Two types of foot OA

Wednesday, 5 Aug 2015

People with radiographic OA of the foot fall into two distinct groups, having disease either restricted to the first metatarsophalangeal joint or distributed more widely throughout the midfoot, new research suggests.

British rheumatologist Dr Ed Roddy, from Keele University, and colleagues recruited 533 patients aged 50 or older who reported foot pain in a survey, although they had not necessarily sought treatment.

All participants had standardised weight-bearing dorso-plantar and lateral radiographs of both feet interpreted by a single radiologist.

Dr Roddy and colleagues wrote in Arthritis Care and Research that three distinct classes emerged: 64% had no or minimal foot OA, 22% had OA only in the MTP joint, and 15% had polyarticular foot OA that usually included the first and second cuneometatarsal, first cuneiform and talonavicular joints.

“The symptom and risk factor profiles in individuals with polyarticular foot OA indicate a possible distinctive phenotype,” they said.

Risk factors for polyarticular disease included older age, higher BMI and being female.

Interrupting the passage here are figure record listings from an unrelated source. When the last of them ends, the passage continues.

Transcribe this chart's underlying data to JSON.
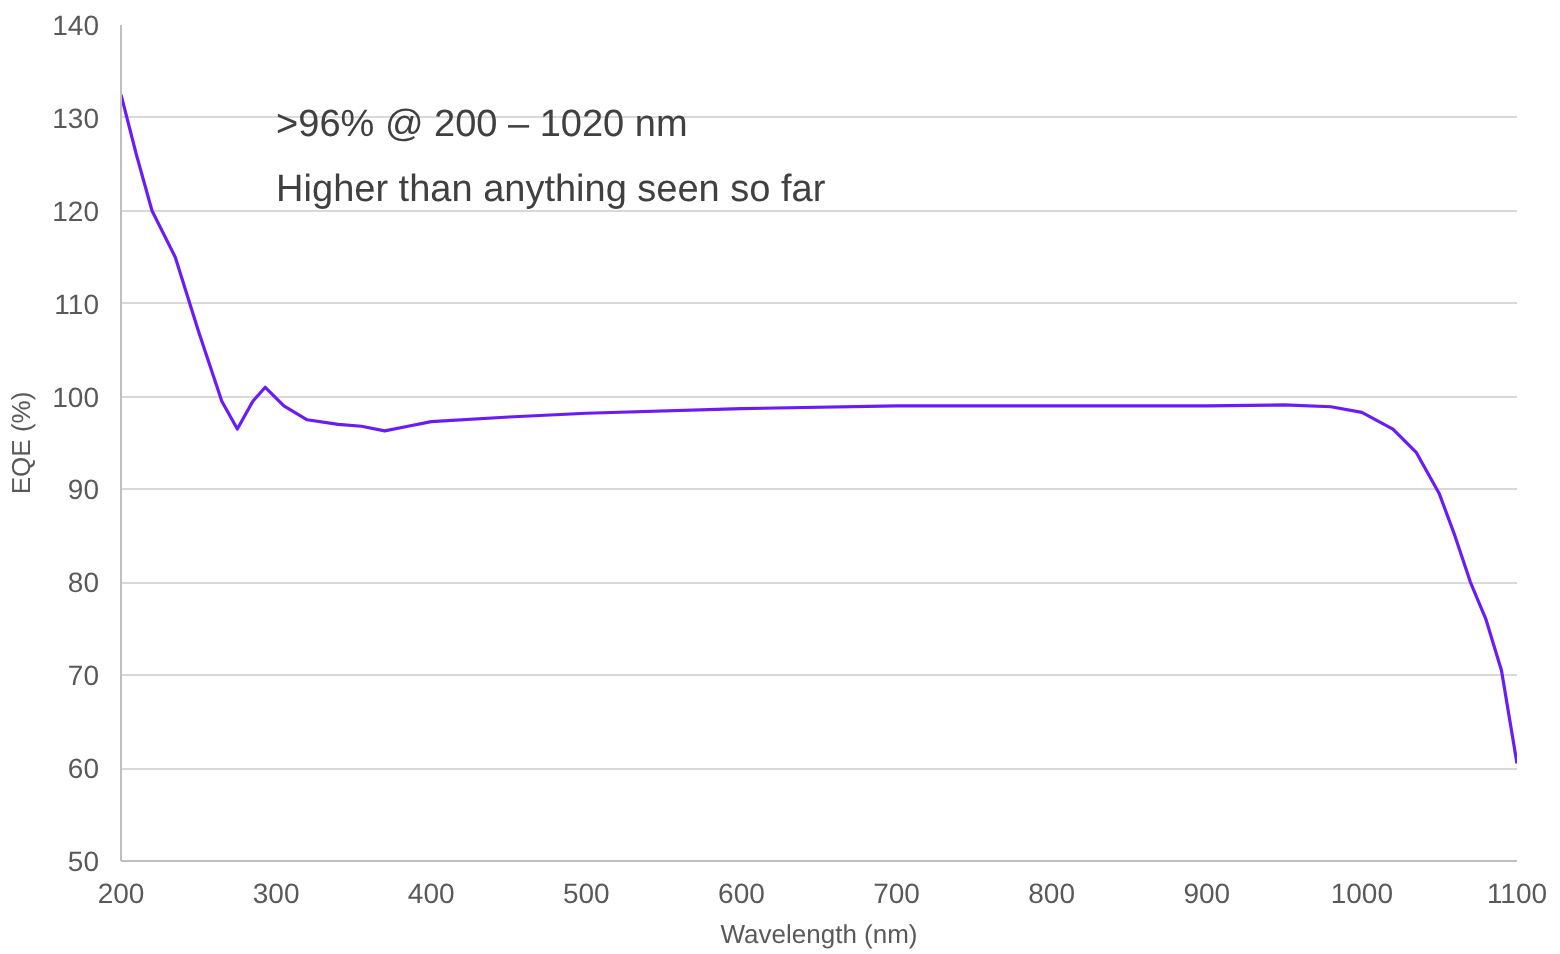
{
  "chart_data": {
    "type": "line",
    "xlabel": "Wavelength (nm)",
    "ylabel": "EQE (%)",
    "annotations": [
      ">96% @ 200 – 1020 nm",
      "Higher than anything seen so far"
    ],
    "xlim": [
      200,
      1100
    ],
    "xticks": [
      200,
      300,
      400,
      500,
      600,
      700,
      800,
      900,
      1000,
      1100
    ],
    "ylim": [
      50,
      140
    ],
    "yticks": [
      50,
      60,
      70,
      80,
      90,
      100,
      110,
      120,
      130,
      140
    ],
    "grid": "y",
    "marker": "none",
    "line_style": "solid",
    "series": [
      {
        "color": "#6a1cf6",
        "x": [
          200,
          210,
          220,
          235,
          250,
          265,
          275,
          285,
          293,
          305,
          320,
          340,
          355,
          370,
          385,
          400,
          450,
          500,
          600,
          700,
          800,
          900,
          950,
          980,
          1000,
          1020,
          1035,
          1050,
          1060,
          1070,
          1080,
          1090,
          1100
        ],
        "values": [
          132.5,
          126,
          120,
          115,
          107,
          99.5,
          96.5,
          99.5,
          101,
          99,
          97.5,
          97,
          96.8,
          96.3,
          96.8,
          97.3,
          97.8,
          98.2,
          98.7,
          99,
          99,
          99,
          99.1,
          98.9,
          98.3,
          96.5,
          94,
          89.5,
          85,
          80,
          76,
          70.5,
          60.5
        ]
      }
    ]
  }
}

Women accounted for 54% of patients with isolated first MTP disease but 74% of those with polyarticular disease.

Both types of foot OA were usually symmetrical, but polyarticular involvement caused more pain and disability.

The subgroup with isolated first MTP joint involvement suggested that some people have a predilection for developing OA in this joint, possibly as a result of altered foot structure or inappropriate footwear.

“Although non-statistically significant, there was a slight increase in the probability that individuals had worn high or very high-heeled shoes between the ages of 20 to 49 years, which is consistent with a previous study that found high-heeled footwear to be associated specifically with disorders of the forefoot and toes,” they said.

Systemic factors probably contributed more strongly to polyarticular disease than to isolated first MTP changes. “This is consistent with the strong patterns of symmetry and multiple joint involvement that has been seen in hand OA,” they said.

“This has been ascribed to post-menopausal changes, increasing the susceptibility of females to the development of generalised OA.”

The findings had to be confirmed and explored in more detail but they could have implications for the choice of treatment in the subtypes, including the role of steroid joint injections, insoles and a range of surgical procedures.